Mata Silia membulat. Ia dibilang nenek-nenek? Anak-anak kurang ajar!

“Biarin aja dah, nggak mungkin kayak Kak Roby suka sama perempuan modelan kayak gitu. Nggak seimbang, hihihi.” Mereka kembali cekikikan. Kuping Silia panas mendengarnya.

“Kak Roby... Sini deh, aku titip yang kotor,” salah satu gadis itu melambai pada Roby. Roby mendekat.

“Kak Roby, minta nomor HP dong,” gadis berambut sebahu berkata dengan gaya centil. Roby hanya mengangguk dan tersenyum. Tapi tak mengatakan apa pun. Ia langsung pergi dari situ dan menuju ke belakang.

Ketiga gadis itu kecewa. Silia tersenyum senang. “Sukurin!” katanya dalam hati.

Setelah ketiga gadis itu pergi, Silia masih betah duduk di situ. Dia tidak tahu bagaimana cara memulai untuk berbicara dengan Roby. Silia memperhatikan Roby yang sedang serius membersihkan meja di sebelahnya.

Silia berdehem. “Bisa minta tolong bawakan yang kotor?” Silia memberanikan diri. Roby hanya tersenyum dan dengan cekatan ia membersihkan meja Silia.

“Roby...” Saat baru saja hendak berbalik, langkah Roby terhenti saat Silia kembali memanggilnya. “Bisa bicara sebentar? Saya... Saya temannya Yesika,” badan Silia gemetar, dan itu berpengaruh juga pada suaranya.

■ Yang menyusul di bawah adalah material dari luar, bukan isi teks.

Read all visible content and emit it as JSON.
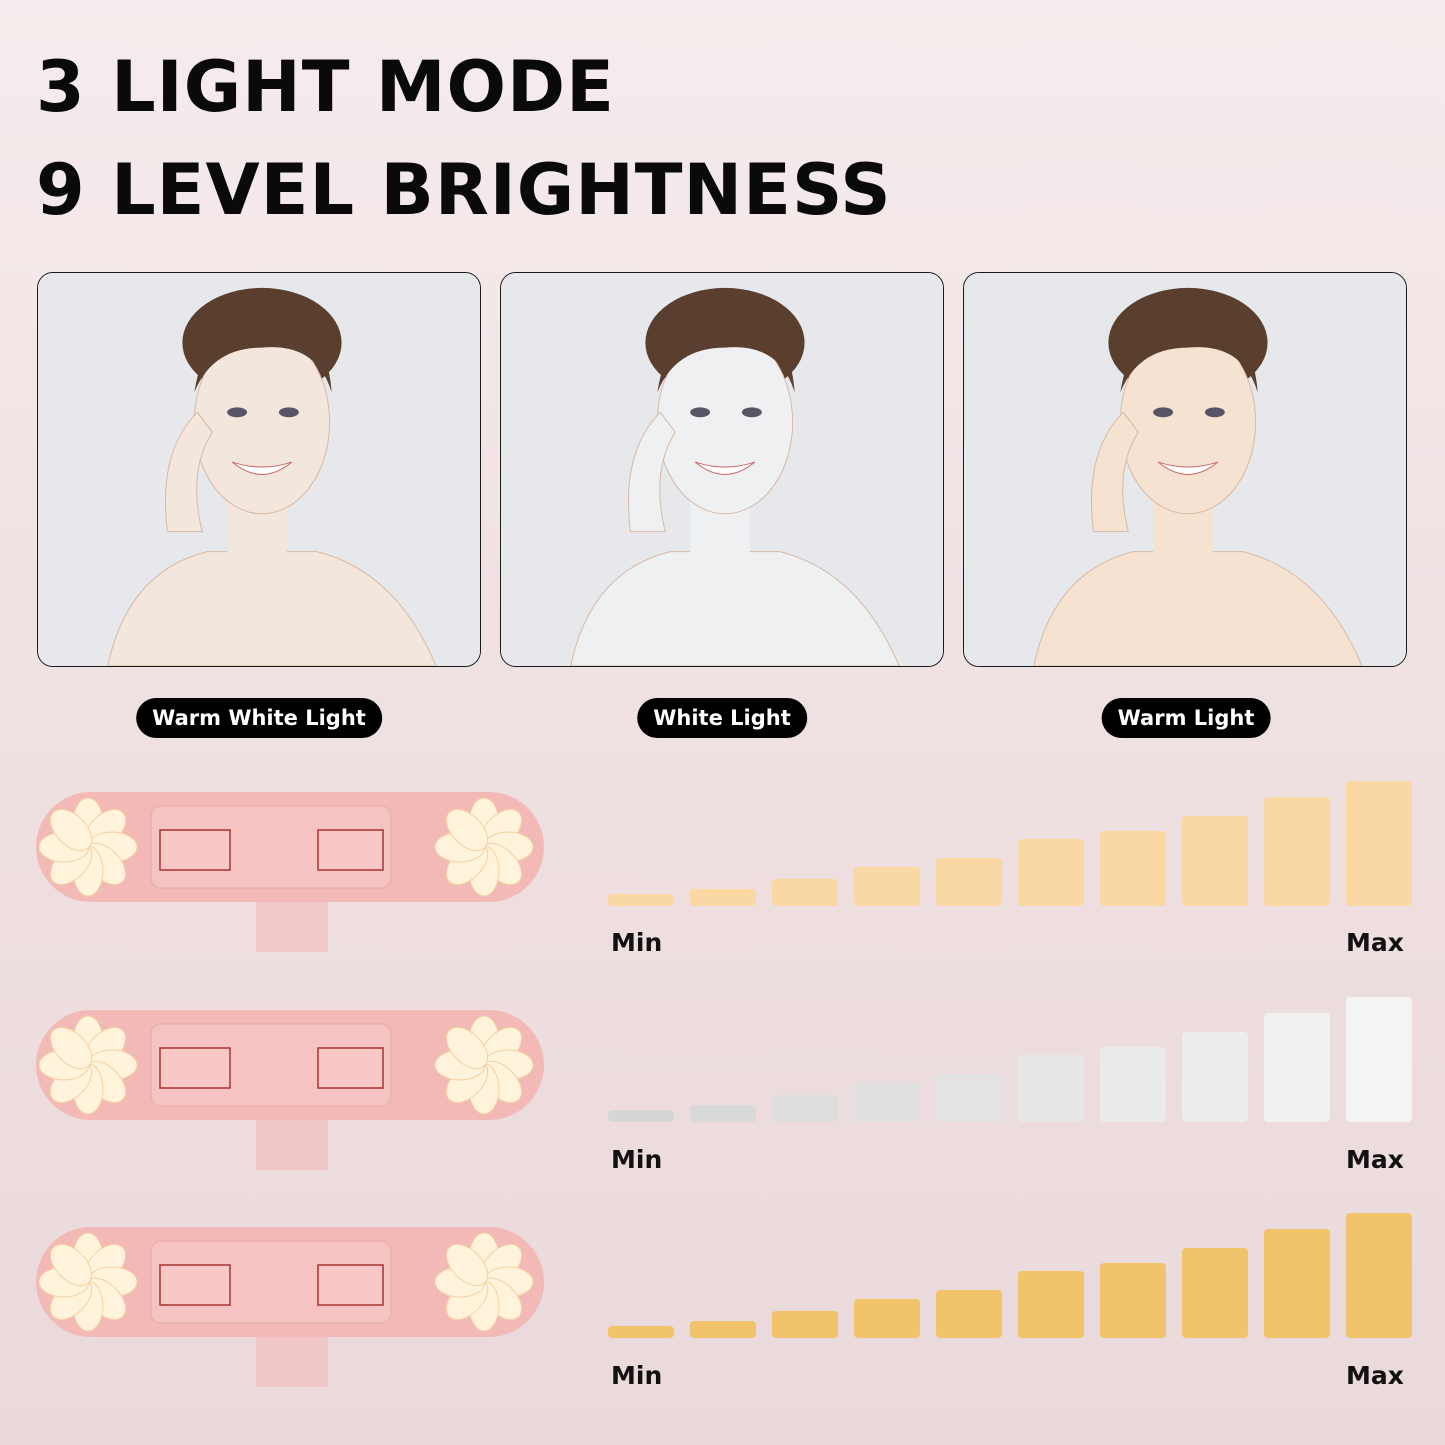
{
  "headline": {
    "line1": "3 LIGHT MODE",
    "line2": "9 LEVEL BRIGHTNESS"
  },
  "modes": [
    {
      "label": "Warm White Light",
      "tint": "#f3e6dc"
    },
    {
      "label": "White Light",
      "tint": "#eef0f2"
    },
    {
      "label": "Warm Light",
      "tint": "#f5e2d0"
    }
  ],
  "brightness_scales": [
    {
      "min_label": "Min",
      "max_label": "Max",
      "bar_color": "#f9d8a4",
      "bar_color_end": "#f9d8a4"
    },
    {
      "min_label": "Min",
      "max_label": "Max",
      "bar_color": "#d6d6d6",
      "bar_color_end": "#f4f4f4"
    },
    {
      "min_label": "Min",
      "max_label": "Max",
      "bar_color": "#f1c46c",
      "bar_color_end": "#f1c46c"
    }
  ],
  "colors": {
    "device_pink": "#f3b9b7",
    "led_glow": "#fff3dc"
  }
}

Roby yang mendengar itu langsung paham. Ia sempat terdiam. “Sekarang aku masih ada jam kerja. Kalau mau bicara, aku keluar jam 4 sore,” kata Roby datar.

Silia melirik jam di tangan. Masih jam 1 siang. “Saya... Saya tunggu di luar,” kata Silia dengan susah payah.

Tanpa jawaban Roby berbalik dan meninggalkan Silia yang kini hanya bisa bengong.